壁画を見学してから、執政官の館跡に向かう。
そこにはノースコート伯爵家の兵が二人立っていた。
「ノースコート伯爵に地下通路の通行許可を頂いています」
パーシバルが兵に渡すと、私に見覚えがあるのか、扉の前から退いた。
「ここに扉があるのですか?」
何人か通った足跡はあるけど、本当にカザリア帝国の建築技術って優れていたんだね。石がピッタリと合ってて、ここが開くとは思えない。
「ええ、ここがスイッチなのです。開け!」
崩れ落ちかけの壁の凹みを押す。
ゴゴゴゴゴ……と床に穴が開き、階段が地下の壁から出てくる。
「これは、凄いですね!」
パーシバルも驚いているけど、カミュ先生もびっくりして眺めている。
「地下通路に降りましょう」
私がそう言うと、パーシバルが先に降りて手を差し出してくれる。
「ここにナシウスが落ちたのですか?」
今は明るいけど、落ちた時は薄暗かったんだよ。
「ええ、さぁ、先に進みましょう!」
ここからは階段の下りが多い。カミュ先生は大丈夫かな? 私より運動神経が良いみたいで、息も上がっていない。
「ペイシェンス、大丈夫ですか?」
はぁはぁ、これでも朝の体操や乗馬でかなり体力が付いたのだけど、やっと普通の令嬢並みだね。
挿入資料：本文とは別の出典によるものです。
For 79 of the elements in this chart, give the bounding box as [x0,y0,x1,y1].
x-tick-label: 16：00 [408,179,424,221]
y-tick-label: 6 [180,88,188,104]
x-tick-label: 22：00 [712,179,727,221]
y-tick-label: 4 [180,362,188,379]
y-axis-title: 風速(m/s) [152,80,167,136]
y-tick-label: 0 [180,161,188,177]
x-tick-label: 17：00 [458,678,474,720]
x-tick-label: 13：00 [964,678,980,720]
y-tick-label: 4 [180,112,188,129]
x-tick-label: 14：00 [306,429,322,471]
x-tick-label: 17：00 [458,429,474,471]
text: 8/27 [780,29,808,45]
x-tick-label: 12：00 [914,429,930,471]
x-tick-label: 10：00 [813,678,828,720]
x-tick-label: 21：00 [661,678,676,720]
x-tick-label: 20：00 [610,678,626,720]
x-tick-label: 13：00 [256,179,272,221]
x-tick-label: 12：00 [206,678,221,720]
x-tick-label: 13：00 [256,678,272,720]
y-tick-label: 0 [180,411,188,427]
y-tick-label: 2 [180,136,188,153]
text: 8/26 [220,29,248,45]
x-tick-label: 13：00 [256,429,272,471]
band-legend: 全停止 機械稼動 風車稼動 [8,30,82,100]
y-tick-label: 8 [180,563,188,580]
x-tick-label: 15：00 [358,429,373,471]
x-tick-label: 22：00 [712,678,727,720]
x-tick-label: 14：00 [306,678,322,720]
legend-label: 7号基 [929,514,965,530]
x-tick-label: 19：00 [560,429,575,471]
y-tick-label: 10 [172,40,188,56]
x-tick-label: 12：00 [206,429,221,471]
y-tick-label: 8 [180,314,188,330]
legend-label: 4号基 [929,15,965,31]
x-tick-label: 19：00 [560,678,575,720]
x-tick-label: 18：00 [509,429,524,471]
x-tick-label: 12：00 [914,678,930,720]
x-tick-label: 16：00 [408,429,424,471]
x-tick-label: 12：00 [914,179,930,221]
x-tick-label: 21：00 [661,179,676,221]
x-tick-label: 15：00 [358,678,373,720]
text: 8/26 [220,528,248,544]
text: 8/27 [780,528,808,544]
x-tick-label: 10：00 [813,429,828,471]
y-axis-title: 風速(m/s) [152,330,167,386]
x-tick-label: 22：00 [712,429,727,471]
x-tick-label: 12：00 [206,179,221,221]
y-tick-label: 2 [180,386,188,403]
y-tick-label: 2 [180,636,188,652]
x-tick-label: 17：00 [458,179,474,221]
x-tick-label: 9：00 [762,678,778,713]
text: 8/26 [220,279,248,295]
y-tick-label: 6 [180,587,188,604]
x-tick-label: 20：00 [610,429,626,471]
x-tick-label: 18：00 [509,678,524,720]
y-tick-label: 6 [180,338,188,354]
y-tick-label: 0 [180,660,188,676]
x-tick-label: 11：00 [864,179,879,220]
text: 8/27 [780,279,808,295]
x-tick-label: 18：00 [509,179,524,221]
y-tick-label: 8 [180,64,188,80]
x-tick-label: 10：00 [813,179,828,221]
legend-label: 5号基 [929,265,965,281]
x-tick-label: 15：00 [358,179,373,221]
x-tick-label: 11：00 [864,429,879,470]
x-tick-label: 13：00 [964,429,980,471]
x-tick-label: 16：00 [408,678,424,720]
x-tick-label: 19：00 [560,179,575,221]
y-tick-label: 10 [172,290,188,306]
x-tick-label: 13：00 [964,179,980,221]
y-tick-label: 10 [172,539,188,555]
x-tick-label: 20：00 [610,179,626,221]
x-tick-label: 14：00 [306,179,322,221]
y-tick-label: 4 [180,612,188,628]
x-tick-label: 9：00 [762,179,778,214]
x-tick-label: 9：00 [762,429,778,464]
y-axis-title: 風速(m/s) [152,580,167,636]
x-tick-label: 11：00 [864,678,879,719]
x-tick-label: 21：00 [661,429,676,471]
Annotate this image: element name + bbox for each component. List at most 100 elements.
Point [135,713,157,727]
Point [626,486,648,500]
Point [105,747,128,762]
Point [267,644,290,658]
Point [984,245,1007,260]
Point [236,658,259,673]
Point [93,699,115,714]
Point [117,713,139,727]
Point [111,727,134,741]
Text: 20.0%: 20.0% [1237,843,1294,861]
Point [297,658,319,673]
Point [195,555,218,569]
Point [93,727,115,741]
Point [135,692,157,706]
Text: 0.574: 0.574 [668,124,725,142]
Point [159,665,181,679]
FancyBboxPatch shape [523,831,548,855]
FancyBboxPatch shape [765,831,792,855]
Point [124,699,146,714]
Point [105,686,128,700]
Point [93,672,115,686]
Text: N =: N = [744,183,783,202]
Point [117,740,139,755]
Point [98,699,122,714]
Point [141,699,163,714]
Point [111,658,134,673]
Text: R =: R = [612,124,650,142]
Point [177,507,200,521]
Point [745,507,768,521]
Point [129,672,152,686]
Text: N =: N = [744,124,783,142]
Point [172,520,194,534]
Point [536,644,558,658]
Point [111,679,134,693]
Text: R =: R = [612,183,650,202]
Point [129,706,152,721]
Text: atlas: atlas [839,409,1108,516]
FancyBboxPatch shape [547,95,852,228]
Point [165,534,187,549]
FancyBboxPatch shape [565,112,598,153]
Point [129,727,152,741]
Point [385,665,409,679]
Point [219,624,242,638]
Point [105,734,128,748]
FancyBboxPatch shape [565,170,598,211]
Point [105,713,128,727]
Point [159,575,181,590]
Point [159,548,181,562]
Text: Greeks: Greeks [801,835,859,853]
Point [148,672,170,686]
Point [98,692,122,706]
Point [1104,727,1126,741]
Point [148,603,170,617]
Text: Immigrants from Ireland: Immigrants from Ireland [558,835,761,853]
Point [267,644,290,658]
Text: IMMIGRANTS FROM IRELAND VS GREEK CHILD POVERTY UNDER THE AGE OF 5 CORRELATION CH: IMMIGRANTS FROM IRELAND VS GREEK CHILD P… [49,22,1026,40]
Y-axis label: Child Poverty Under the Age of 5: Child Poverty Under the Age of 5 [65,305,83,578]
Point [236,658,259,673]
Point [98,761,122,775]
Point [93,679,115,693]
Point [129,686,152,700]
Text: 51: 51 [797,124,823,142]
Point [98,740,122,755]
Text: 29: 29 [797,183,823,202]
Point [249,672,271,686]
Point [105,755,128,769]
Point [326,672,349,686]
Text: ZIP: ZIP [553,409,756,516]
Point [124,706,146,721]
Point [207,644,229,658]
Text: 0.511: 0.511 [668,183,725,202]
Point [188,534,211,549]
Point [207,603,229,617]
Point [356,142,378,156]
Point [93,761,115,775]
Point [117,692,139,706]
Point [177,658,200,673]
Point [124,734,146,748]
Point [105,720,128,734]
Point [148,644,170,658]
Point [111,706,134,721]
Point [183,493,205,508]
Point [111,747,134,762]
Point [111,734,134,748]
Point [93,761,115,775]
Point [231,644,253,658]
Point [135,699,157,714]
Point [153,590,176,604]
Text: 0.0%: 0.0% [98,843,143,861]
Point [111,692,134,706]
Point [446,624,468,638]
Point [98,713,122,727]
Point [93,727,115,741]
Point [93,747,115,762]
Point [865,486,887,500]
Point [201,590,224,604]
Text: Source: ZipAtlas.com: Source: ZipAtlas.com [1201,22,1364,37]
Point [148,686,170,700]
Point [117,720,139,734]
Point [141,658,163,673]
「ええ、もう少し歩いたら、格納庫ですわ。そこまでしか公開されていません」
ふぅ、だから帰りは延々と階段を登らなきゃいけないんだ。
「ああ、これは広い空間ですね! もしかして、天井が割れるのですか?」
普段の遺跡見学で格納庫の天井を開けているかは知らないけど、パーシバルに見せてあげたい。
「雪や泥が落ちるかもしれませんから、パーシー様もカミュ先生も横に退いていた方が良いですわよ」
護衛の人達も、壁際に退避したので、何故かここだけ出っ張りになっているスイッチを押す。
「開け!」
何度も見たけど、やはりびっくりしちゃうよね。
「おお、天井が開きました! 魔導船はここから飛び立ったのですね!」
パーシバルは興奮して、冬のどんよりとした灰色の空を眺めている。
「そろそろ、閉めます」
閉める時の方が、ゆっくりと上を見ていられる。開ける時は、やはり雪や泥が落ちて来たからね。
帰りの登りも、パーシバルにエスコートして貰ってなんとか扉まで帰る。
「ここは、ずっと開いているのでしょうか?」
「いえ、だいたい45分程度で閉まってしまいますわ」
地下通路の半分の格納庫までだから、開いたままだった。
上に登ってから、一応「閉まれ!」と閉じておくよ。
「ペイシェンス! とても素晴らしい体験でした」
パーシバルとカミュ先生にお礼を言われた。
「これなら、夏休みは大勢の客が来そうですよ」
だよね!
「それまでにハープシャー館を住める様にしないと、夏休みに領地に来れなくなりますわ」
夏休み、ハープシャーに弟達と父親も一緒に来たいな。父親を書斎から連れ出せるか、少し不安だけどさ。